Shuffle and Sort Phase
The Shuffle Phase is heart of MapReduce program and is where the magic happens.
The shuffle is also the area of codebase where the refinements and improvement are continuously been made.

On the Map side.
- Before the Map output is produced, there is a buffer in memory, it's default size is 100 MB.
- The size of buffer can be tuned by changing the property of
mapreduce.task.io.sort.mb
- When the content of buffer reaches a certain threshold size, 80% by default, a background thread would start to spill the content to disk
- The threshold could be tuned by changing the property of
mapreduce.map.sort.spill.percent
- Each Partition is corresponding to the one Reduce task.
- Within every partition, the background thread performs an in-memory sort by key.
- The Combiner function is run on the output of sort.

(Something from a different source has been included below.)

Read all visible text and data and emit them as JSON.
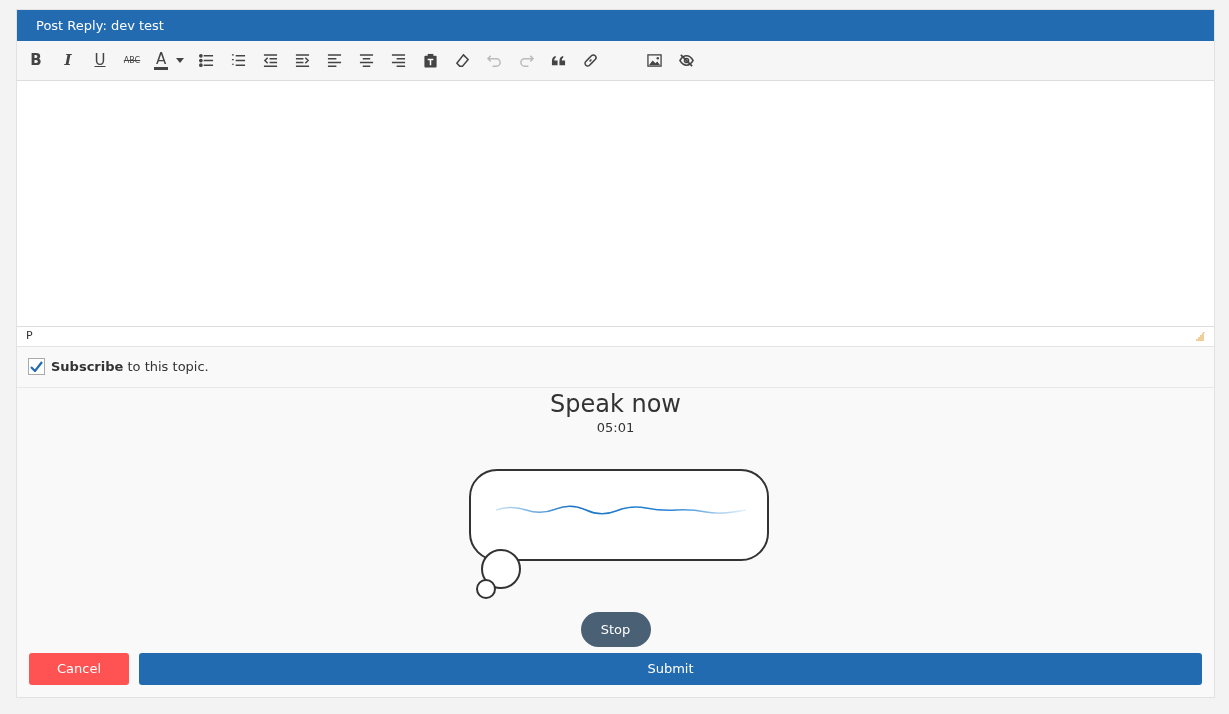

- The Spills would be merged into one partitioned and sorted file before Map task finished.
- The first partition would be sent to first Reduce task and so on.
- Compress Map output could reduce the amount of data transfer to the Reducer. To enable compression, set the property
mapreduce.map.output.compress
to true.
- The compression library is specified by mapreduce.map.output.compress.codec
The Reduce Side
- Copy phase
- The default number of threads fetch Map output is 5, and can be changed by setting
mapreduce.reduce.shuffle.parallelcopies
property.
- The Map output are copied to Reduce task JVM memory if they are small enough.
- The buffer's size is controlled by
mapreduce.reduce.shuffle.input.buffer.per
cent
, which specific the propertion of heap to use for this purpose.
- The property
mapreduce.reduce.shuffle.merge.percent
, means the threshold of in memory buffer size.
mapreduce.reduce.merge.inmem.threshold
, means threshold number of Map outputs.
- When the in memory buffer reaches the threshold, or reaches the threshold number of map outputs, it is merged and spilled to disk.